Nunca se viu nada parecido.
Última segunda-feira, após o presidente Luis Inácio Lula da Silva ser diplomado, em Brasília, criminosos inconformados com os ritos democráticos tocaram o terror na capital federal. Clamam por um golpe de estado, livres para delinquir.
Os apoiadores de Bolsonaro, derrotado nas urnas, incendiaram ônibus, carros, depredaram prédios públicos e privados, tentaram invadir a sede da Polícia Federal. Ninguém foi preso, entretanto.
Já passa da hora de as autoridades responsáveis pela aplicação da Lei e a manutenção da ordem enquadrarem os golpistas às portas dos quartéis. Não se trata aqui de uma manifestação política legítima. Mas de arruaça e vandalismo, nos casos mais brandos. O terrorismo doméstico está caracterizado nos atentados cometidos contra a vida e a integridade dos cidadãos, nos eventos mais drásticos.

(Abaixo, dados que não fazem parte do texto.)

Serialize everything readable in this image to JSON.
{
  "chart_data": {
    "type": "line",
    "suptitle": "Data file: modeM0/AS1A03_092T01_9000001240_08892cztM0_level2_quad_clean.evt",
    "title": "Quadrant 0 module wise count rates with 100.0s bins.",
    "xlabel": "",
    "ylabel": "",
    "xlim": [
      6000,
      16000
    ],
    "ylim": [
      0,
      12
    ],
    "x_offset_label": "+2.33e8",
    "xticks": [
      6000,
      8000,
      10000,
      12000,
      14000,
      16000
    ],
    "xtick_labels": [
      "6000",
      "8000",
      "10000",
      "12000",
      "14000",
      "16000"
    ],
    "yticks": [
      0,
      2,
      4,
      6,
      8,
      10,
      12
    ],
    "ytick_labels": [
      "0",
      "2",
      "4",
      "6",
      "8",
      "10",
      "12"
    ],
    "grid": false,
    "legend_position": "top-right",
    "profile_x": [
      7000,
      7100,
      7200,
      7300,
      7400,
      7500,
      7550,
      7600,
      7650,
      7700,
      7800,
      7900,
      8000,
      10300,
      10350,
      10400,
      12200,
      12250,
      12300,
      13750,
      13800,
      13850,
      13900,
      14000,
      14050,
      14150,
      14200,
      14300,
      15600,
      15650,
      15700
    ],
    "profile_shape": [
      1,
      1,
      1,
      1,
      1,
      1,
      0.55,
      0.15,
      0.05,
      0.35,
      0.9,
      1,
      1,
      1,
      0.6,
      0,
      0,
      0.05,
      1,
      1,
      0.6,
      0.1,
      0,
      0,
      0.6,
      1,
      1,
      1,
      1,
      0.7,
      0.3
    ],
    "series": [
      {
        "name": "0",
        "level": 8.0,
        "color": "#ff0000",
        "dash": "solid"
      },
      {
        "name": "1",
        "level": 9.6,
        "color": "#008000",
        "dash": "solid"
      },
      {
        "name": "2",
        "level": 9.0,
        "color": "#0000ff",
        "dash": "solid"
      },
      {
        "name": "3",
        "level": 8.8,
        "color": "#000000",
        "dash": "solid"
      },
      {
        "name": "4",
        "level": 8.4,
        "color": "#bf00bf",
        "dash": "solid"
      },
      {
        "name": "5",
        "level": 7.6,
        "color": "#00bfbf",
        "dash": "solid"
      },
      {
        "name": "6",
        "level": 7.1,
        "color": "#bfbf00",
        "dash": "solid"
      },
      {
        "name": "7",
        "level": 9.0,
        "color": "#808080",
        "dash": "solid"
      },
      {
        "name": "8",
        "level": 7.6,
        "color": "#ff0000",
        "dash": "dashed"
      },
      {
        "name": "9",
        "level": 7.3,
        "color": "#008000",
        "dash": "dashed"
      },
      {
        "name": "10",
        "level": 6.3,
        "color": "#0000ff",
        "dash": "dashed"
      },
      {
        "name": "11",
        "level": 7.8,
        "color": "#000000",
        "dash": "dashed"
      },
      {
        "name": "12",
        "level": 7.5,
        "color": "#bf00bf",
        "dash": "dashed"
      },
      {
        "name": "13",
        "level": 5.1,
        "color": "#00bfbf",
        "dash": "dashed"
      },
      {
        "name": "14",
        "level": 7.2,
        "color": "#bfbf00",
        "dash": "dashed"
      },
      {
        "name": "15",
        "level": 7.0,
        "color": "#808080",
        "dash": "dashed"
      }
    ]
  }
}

Não é preciso realizar grandes saltos de retórica para apontar o dedo na direção dos golpistas a serviço do bolsonarismo. Basta lançar mão de lógica elementar. São criminosos aqueles que cometem crime, a fim de satisfazer a suas ambições, fazer valer a própria vontade. Atentados contra a Democracia são definidos como crime. Logo, os seguidores do presidente Jair Bolsonaro que insistem em clamar por um golpe não passam de reles criminosos e merecem ser tratados como tal. É simples assim.